What Does the Tennessee Wine & Spirits Ruling Mean Going Forward?

Presently, this ruling only applies to Tennessee’s durational residency requirements, meaning that, indeed, Total Wine and other people who have not lived in the state for two years can receive a license to operate a retail package store.

However, Alito’s ruling does seem to open the door for a more expansive view of 21st Amendment doctrine that requires a showing by states that their laws demonstrably address a concern related to public health and safety or other legitimate state interests. The Court has reaffirmed the stance it has taken in more recent beverage alcohol cases (such as Granholm, Bacchus Imports v. Dias (1984), or North Dakota v. United States (1990)) that the basic argument of “because alcohol” will not carry the day.

Implications of the Tennessee Wine & Spirits Ruling on DtC alcohol shipping

This has broad implications on the direct-to-consumer (DtC) shipping of alcohol by retailers. Producers have benefited greatly from the 2005 Granholm decision that determined that when states enable in-state wineries to make DtC shipments of wine, they must grant out-of-state wineries the same permission (by implication this would also apply to other producers, such as brewers and distillers). However, retailers have not been extended the same rights.

Currently, about a dozen states permit the DtC shipping of alcohol by retailers, for both instate and out-of-state retailers (Connecticut recently passed such a provision, coming into effect July 1, 2019). However, a few states have recently passed laws that would prohibit out-of-state retailers from making DtC shipments of alcohol, while enabling it for instate retailers (namely Michigan, Missouri, and Illinois).

The states claim that this is permitted, as Granholm should be limited solely to producers, and did not address the rights of retailers. But Alito’s opinion seems to shift the landscape for these arguments, requiring that states put forth a clear argument that such facially discriminatory rules are based on the principle of upholding public health and safety. Following that direction, it is likely that the courts will have to rule against the states in the active court cases. And going forward, as more states move to expand DtC permissions for retailers, they will have to grant the same permissions to out-of-state retailers.

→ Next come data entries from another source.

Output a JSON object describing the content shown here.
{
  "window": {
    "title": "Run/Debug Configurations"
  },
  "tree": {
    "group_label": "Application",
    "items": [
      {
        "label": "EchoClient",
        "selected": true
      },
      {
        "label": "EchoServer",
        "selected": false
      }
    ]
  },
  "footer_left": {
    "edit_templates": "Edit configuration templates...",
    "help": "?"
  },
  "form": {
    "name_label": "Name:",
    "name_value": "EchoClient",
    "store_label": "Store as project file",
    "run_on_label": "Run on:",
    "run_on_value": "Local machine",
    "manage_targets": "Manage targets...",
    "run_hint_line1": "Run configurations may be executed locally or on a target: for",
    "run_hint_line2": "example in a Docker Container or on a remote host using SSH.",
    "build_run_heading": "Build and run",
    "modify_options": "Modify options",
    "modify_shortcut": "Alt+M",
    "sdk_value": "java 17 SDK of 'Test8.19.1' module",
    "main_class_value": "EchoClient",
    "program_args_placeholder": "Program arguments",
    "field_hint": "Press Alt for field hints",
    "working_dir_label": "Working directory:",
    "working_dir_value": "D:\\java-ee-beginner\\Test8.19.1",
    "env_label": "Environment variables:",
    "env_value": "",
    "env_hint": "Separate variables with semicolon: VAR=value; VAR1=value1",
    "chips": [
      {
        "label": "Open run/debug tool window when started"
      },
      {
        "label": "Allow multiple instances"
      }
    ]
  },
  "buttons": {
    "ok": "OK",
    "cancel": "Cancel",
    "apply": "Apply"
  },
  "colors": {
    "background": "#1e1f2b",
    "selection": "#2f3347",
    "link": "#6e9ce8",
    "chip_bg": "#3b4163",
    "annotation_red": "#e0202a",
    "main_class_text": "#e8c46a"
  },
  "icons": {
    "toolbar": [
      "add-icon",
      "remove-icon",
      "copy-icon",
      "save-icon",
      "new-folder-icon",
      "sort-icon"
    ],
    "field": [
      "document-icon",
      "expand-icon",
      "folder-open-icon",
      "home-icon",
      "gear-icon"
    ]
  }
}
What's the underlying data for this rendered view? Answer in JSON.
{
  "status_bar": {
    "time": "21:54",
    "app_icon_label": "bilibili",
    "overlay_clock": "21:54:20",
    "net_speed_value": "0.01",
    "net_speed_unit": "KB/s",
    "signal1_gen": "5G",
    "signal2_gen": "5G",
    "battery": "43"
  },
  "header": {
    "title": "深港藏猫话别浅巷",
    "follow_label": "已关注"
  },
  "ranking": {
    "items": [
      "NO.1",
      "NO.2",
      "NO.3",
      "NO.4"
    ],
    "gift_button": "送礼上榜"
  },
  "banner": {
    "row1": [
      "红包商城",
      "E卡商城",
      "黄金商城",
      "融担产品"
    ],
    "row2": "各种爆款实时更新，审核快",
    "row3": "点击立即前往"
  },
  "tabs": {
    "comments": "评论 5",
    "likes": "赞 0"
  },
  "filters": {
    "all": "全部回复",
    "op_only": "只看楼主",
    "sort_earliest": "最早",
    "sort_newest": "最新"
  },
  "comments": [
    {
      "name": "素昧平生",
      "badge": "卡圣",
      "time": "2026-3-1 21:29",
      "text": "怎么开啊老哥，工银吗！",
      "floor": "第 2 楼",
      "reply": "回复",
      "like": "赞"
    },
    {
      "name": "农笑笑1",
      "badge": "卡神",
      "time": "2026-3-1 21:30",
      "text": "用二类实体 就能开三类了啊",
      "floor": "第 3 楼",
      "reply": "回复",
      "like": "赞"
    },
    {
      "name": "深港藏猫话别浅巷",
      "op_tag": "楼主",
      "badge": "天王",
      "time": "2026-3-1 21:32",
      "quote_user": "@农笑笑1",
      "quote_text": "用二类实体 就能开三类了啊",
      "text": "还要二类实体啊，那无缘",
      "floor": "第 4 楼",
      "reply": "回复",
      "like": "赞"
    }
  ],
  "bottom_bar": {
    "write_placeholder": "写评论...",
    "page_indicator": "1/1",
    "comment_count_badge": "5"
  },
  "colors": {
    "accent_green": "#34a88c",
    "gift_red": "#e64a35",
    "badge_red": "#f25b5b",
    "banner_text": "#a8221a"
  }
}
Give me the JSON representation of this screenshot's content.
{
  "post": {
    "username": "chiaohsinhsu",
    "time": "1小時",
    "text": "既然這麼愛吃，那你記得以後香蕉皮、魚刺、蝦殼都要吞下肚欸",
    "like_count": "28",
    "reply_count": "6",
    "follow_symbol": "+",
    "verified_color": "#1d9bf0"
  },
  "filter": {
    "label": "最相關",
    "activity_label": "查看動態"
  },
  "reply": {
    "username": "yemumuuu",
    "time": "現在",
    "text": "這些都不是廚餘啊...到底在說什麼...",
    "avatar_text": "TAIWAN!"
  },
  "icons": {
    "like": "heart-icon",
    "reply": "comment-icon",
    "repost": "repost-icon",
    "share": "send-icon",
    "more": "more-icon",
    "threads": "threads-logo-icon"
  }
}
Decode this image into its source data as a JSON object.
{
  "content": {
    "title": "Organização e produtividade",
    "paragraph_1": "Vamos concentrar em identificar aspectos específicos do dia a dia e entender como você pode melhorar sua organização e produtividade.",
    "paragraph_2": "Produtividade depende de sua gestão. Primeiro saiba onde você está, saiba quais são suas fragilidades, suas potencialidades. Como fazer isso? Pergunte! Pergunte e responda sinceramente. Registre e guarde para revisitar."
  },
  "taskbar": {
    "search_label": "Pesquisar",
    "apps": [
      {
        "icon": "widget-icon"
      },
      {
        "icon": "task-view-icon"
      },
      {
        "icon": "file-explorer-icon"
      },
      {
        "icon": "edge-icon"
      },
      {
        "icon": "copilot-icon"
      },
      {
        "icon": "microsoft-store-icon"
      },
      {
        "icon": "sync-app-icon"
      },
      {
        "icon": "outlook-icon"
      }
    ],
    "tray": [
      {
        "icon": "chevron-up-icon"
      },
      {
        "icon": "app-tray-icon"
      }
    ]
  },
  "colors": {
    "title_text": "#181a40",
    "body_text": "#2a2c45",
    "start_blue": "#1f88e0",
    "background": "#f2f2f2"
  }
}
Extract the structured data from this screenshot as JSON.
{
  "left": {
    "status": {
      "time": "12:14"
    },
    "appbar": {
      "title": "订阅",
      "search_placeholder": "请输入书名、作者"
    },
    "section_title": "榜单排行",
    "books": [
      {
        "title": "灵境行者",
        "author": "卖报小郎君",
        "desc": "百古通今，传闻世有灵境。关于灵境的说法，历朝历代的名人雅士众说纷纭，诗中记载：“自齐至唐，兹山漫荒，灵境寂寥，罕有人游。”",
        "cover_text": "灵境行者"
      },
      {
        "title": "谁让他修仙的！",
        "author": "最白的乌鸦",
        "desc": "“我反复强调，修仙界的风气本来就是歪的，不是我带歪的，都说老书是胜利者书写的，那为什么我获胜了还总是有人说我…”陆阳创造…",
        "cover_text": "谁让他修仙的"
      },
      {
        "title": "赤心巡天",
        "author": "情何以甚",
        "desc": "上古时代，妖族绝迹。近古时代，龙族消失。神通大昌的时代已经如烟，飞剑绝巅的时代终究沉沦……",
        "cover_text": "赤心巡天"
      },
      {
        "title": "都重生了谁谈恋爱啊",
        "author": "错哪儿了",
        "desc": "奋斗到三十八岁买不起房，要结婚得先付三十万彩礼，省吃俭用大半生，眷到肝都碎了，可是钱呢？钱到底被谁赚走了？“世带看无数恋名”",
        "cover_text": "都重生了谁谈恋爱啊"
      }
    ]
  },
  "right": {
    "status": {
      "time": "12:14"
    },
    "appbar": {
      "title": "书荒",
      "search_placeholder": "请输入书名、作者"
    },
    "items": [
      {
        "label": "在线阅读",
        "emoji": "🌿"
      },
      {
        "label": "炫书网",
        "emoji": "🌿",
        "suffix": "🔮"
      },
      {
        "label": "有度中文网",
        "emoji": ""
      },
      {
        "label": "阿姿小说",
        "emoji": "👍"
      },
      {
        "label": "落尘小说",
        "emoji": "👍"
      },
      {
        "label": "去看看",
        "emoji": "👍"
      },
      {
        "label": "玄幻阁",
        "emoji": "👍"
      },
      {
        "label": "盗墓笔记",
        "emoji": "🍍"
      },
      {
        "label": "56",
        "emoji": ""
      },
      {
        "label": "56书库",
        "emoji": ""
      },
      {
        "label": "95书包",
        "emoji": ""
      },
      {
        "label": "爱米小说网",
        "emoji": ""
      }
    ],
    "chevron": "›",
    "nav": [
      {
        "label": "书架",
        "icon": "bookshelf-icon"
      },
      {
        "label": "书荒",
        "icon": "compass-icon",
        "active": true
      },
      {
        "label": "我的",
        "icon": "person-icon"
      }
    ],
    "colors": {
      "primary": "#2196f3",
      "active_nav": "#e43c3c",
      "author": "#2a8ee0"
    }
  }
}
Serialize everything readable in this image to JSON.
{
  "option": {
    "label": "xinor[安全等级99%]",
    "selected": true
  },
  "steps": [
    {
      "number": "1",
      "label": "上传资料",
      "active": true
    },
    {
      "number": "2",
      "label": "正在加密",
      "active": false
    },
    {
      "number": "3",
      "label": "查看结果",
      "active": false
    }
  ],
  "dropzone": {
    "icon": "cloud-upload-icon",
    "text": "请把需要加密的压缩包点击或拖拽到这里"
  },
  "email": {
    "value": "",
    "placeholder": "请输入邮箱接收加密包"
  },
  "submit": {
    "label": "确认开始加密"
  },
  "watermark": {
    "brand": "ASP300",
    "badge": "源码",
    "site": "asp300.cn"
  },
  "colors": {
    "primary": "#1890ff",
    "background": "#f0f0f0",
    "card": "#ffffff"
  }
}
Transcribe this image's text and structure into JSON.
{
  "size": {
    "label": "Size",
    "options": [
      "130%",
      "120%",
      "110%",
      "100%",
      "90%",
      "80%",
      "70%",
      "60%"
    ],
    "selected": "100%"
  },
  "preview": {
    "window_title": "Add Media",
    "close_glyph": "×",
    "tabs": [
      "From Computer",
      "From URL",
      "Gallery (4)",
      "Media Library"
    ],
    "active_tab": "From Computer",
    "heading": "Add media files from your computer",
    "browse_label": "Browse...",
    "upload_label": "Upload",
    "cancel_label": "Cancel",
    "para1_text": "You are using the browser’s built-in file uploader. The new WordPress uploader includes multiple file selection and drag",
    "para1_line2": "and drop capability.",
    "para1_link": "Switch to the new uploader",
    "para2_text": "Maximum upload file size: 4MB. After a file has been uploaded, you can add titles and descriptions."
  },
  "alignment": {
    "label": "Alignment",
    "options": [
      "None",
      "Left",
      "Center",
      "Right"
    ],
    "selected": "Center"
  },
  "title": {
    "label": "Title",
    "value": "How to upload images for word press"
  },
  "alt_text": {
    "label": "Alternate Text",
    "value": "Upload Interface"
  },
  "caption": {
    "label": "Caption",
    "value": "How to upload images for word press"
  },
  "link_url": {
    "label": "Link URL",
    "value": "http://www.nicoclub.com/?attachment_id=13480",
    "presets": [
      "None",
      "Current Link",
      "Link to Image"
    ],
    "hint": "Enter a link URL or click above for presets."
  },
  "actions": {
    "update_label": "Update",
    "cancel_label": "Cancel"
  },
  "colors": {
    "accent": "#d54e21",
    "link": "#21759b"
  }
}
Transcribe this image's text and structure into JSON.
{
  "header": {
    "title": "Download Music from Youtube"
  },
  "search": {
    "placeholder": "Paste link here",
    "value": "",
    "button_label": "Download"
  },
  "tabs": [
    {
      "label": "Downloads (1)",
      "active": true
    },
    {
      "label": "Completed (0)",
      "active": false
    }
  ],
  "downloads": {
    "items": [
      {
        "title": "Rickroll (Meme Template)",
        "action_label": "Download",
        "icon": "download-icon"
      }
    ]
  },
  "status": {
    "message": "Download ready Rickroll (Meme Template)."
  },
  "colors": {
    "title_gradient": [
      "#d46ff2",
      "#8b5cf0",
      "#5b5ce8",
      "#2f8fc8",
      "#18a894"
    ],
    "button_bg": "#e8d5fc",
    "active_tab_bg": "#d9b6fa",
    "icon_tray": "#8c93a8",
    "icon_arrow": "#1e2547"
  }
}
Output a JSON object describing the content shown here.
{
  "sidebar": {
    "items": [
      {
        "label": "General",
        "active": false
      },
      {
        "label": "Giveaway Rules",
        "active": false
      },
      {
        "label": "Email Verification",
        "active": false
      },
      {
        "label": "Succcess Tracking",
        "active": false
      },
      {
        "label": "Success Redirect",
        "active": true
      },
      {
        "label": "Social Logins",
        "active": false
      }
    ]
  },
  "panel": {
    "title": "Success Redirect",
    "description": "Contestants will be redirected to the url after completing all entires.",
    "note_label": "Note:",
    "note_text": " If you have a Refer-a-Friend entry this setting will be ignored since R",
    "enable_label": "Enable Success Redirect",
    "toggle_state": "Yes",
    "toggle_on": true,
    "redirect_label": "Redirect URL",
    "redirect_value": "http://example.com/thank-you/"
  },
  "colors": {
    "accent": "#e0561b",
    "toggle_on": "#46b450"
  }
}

As Alito notes in his opinion (citing Granholm), “[i]n this age of split-second communications by means of computer networks . . . there is no shortage of less burdensome, yet still suitable, options” for states to monitor and control their beverage alcohol markets. By checking licenses, tracking orders, and providing tax calculation and reporting for the DtC wine shipping market, ShipCompliant by Sovos has been on the leading edge of this market, enabling our users to comply with the various states’ DtC regulations. Through our services, our users have been able to stay in good standing with state agencies, and states have received tens of millions in tax revenue.

We are therefore heartened to see the Court expand on the principle that states are limited in their ability to discriminate against out of state interests, despite the seemingly expansive nature of the 21st Amendment. By expanding the market, and not relying on discriminatory rules, states can enable greater consumer choice and empower businesses to succeed, and they can do so while ensuring the safety and health of the people they aim to protect.